What are some of the key takeaways that you’ve found in doing your research?

I think the key takeaway would be that these spaces had important political and cultural and social functions that have been misrecognized. Because it’s a monarchical state, not a so-called western state, we look at the Egyptian state and don’t expect to see something like a town square. But within these state structures there is all kinds of dialogue, room for rational discussions, law, and those kinds of activities. The other part of it is what a critical role these played in the functioning of Ptolemaic Egypt. These practices were really critical to the sustained state and sometimes disputed the state as well. At times,these public areas and temples were also sites of violence.

How has being with other fellows helped drive your project?

It has been really fantastic. I gave my workshop a couple weeks ago and got extraordinary feedback. Presenting my big ideas in kind of an introductory chapter helped me to learn how to express it to wider audiences and figure out how to answer the question you just asked me: what’s the big takeaway here and how do I get that across? You get to a certain point within your field where you know more than anyone else and it can be slightly isolating. To help pull out what’s of wider significance is really productive. The other thing is that our particular group has had a real investment in crafting arguments and narratives in a way that’s compelling and rhetorically satisfying. Some of the aesthetic dimensions of how we do work in the communities have actually come to the fore in our conversations. It’s given me license to think a little more freely about expressing this in a way that’s going to be compelling on multiple levels, on aesthetic levels, and just general human interest levels.

What is one choice you were glad you made as an undergrad?

I’m so glad I decided to study Ancient Greek.
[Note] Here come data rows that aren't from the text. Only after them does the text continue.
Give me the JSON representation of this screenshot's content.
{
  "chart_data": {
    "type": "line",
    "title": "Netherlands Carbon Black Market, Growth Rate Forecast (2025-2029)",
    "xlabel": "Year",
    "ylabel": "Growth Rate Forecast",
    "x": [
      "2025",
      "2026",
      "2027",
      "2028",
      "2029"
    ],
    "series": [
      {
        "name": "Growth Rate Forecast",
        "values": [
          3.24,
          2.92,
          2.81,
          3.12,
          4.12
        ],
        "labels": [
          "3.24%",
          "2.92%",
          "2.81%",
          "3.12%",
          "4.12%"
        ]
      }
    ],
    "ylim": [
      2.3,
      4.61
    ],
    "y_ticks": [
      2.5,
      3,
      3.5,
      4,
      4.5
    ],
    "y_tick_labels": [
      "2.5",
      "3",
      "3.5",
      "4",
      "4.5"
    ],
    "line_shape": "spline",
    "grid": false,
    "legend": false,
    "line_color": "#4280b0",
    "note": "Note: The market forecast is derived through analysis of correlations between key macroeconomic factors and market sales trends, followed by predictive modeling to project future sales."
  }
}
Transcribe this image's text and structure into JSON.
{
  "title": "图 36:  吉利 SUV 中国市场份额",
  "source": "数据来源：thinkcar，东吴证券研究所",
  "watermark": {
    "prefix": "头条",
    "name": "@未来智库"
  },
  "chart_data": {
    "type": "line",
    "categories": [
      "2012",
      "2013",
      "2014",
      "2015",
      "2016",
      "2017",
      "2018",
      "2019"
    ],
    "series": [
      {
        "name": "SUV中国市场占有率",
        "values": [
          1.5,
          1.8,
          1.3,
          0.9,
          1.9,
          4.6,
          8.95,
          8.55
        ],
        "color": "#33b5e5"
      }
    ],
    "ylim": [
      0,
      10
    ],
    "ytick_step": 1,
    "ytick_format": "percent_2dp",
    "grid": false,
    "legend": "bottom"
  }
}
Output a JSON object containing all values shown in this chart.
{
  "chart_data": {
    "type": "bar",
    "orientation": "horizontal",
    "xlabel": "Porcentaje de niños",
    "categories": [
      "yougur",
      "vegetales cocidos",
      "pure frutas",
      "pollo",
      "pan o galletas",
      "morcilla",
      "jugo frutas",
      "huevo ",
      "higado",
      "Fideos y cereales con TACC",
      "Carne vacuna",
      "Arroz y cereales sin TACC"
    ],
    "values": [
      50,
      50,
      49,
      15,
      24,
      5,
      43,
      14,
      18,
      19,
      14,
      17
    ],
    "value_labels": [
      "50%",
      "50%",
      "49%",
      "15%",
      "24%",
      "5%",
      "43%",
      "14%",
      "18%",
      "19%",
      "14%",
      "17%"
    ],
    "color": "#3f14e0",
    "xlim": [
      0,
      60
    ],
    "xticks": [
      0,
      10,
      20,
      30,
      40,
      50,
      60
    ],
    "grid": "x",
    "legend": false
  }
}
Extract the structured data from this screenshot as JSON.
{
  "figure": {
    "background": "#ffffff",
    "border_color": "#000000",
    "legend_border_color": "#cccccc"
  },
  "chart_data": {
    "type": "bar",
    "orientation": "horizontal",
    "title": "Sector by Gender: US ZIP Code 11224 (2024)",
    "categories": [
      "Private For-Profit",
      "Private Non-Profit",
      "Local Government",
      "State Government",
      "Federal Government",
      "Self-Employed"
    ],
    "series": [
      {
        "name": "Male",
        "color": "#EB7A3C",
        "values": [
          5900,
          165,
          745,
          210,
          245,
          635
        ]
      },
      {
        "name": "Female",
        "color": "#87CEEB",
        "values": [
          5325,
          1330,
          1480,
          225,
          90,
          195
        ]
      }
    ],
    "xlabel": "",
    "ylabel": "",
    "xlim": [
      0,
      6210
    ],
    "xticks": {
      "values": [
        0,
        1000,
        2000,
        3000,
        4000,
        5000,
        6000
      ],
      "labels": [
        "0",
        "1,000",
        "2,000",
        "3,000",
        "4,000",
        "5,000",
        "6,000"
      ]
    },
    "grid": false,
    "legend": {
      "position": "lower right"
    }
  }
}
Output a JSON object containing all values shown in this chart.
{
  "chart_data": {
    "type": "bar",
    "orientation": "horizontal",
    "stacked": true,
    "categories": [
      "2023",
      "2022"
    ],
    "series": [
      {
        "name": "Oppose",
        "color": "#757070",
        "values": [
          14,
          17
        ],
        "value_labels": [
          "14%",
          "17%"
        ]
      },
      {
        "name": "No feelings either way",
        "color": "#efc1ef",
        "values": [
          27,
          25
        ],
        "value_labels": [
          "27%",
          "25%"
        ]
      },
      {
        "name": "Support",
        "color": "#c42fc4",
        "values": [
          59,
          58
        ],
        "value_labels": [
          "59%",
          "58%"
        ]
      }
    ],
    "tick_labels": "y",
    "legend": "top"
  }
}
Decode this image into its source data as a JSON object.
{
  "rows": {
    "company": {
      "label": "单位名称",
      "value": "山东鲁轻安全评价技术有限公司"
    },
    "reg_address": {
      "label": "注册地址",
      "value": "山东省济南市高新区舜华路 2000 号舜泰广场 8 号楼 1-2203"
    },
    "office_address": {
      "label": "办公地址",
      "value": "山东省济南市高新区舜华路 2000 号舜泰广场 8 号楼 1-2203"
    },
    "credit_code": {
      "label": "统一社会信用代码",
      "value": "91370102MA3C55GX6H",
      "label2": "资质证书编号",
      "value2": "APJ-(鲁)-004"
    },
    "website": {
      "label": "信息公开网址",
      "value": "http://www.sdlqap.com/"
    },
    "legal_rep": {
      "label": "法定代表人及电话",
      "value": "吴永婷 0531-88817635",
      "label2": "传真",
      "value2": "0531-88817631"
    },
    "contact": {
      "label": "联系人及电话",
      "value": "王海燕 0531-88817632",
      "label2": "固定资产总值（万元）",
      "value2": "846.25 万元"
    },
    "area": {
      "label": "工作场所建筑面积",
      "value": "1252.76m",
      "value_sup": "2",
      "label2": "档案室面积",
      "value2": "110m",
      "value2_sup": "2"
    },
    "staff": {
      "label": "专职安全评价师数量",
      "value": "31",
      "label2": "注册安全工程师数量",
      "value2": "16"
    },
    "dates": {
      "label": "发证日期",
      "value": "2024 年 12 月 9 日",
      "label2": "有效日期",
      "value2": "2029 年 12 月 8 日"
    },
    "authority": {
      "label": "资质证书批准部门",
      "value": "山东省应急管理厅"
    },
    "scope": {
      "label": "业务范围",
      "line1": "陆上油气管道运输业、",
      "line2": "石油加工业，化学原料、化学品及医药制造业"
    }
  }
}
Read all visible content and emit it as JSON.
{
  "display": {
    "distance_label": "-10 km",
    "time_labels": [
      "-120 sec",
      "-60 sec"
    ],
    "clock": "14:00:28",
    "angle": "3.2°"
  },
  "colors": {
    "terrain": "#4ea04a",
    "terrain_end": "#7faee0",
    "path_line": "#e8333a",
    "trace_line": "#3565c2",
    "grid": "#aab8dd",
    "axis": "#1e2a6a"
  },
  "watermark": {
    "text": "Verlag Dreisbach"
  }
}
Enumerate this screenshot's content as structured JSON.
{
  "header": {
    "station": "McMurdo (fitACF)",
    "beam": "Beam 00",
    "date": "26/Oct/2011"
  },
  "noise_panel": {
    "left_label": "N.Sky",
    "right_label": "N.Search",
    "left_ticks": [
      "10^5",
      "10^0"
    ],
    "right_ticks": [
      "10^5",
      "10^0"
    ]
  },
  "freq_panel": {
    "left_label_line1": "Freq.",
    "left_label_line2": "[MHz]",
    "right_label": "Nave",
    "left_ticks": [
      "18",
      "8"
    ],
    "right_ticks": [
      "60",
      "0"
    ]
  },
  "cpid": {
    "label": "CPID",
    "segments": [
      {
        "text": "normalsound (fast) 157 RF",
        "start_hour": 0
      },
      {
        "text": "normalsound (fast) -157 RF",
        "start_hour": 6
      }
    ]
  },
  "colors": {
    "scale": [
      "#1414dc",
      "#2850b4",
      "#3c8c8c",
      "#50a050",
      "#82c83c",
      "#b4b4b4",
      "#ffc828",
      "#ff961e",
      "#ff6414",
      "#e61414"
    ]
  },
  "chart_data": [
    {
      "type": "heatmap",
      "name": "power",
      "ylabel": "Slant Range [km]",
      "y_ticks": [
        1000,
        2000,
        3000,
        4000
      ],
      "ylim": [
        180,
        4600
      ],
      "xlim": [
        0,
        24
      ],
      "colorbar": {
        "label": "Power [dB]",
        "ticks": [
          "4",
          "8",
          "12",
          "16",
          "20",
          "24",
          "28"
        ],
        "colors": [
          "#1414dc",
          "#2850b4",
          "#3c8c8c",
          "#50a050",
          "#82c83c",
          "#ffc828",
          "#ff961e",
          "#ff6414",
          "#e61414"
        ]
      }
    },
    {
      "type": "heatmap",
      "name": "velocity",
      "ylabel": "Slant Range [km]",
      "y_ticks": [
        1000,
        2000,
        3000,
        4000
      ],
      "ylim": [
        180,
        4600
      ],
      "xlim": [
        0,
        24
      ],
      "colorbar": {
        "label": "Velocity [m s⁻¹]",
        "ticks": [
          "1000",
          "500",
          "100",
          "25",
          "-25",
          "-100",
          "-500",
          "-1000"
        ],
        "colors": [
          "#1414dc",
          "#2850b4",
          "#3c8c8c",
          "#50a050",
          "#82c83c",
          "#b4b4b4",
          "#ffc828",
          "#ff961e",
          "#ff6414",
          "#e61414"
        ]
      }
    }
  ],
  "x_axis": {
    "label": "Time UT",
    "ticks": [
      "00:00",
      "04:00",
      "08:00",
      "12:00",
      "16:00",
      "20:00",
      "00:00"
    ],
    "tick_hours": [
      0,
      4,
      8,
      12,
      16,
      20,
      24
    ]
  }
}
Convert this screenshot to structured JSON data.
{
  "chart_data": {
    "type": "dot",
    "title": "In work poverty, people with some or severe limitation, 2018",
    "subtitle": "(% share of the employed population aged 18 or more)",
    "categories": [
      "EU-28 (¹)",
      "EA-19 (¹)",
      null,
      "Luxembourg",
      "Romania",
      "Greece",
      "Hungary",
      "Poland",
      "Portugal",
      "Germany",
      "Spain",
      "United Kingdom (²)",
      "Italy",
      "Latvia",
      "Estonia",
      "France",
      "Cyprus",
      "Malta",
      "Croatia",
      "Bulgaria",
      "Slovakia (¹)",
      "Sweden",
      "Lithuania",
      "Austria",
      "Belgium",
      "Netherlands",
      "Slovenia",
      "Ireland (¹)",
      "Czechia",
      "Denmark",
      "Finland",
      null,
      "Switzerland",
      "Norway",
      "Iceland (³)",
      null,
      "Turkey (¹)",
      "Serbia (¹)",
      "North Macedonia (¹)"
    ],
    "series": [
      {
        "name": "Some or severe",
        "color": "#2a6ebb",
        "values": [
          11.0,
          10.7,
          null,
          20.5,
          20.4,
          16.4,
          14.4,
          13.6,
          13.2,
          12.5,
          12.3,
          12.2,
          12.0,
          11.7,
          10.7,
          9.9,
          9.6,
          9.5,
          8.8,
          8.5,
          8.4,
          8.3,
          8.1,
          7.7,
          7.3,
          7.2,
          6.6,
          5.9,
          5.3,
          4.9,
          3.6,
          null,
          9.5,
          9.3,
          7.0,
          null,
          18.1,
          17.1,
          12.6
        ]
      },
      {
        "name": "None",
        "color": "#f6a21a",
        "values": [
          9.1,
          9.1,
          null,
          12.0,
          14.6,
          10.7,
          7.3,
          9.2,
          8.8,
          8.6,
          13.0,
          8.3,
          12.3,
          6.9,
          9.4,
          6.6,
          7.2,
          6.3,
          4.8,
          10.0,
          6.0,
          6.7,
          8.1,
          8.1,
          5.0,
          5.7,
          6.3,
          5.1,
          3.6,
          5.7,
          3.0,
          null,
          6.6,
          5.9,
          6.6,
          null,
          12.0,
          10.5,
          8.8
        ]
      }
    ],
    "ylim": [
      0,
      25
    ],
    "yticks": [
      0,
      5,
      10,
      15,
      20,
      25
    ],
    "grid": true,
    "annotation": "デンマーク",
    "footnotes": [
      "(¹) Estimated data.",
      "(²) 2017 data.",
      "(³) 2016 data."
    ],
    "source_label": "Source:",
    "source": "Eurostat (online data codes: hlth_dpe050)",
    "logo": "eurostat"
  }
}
It was just a side thing but when I took my first class I thought, “Wow, this is hard.” I’m so glad I discovered something that was challenging and that made me work. I still remember the first sentence of Greek that I translated because it took me three hours. I really believe that intellectually, stretching my mind and stretching into a different way of thinking and expressing opened up all of the gateways to fields that I had no idea about. You never know when you’ll find that one thing that you suddenly develop a kind of quasi obsession with and you desire to really get into it.

What advice would you give to current undergraduates?

I would say this is your time to try as much as you can and to take a sample from the smorgasbord that you have before you, especially at a place like Michigan, where the possibilities are enormous. So, I’d split it into two forms. One, try to find a hard skill that you want to nail down. For me it was languages, but something you can identify as a skill, whether it’s a skill of writing, a skill of close-textual reading, something like that. And then, on the other end of the spectrum, the biggest ideas possible. Then, between skills and big ideas, your interests will kind of coalesce in the middle somewhere. But if you have a grounding in the real hard skills, plus some big ideas to think about, you’re gold as far as your intellectual development. Those are things that carry forward in lots of others ways and in other fields.

Last question. Why do you think undergrads should study the humanities?

I think the ability to think yourself into other times, places, cultures, and minds is an incredible social skill. From a historical perspective, having the capacity to understand that things are the product of historical development helps you often to denaturalize things that are taken as givens and start thinking about prospects for new futures rather than getting stuck in the rut of the way things are.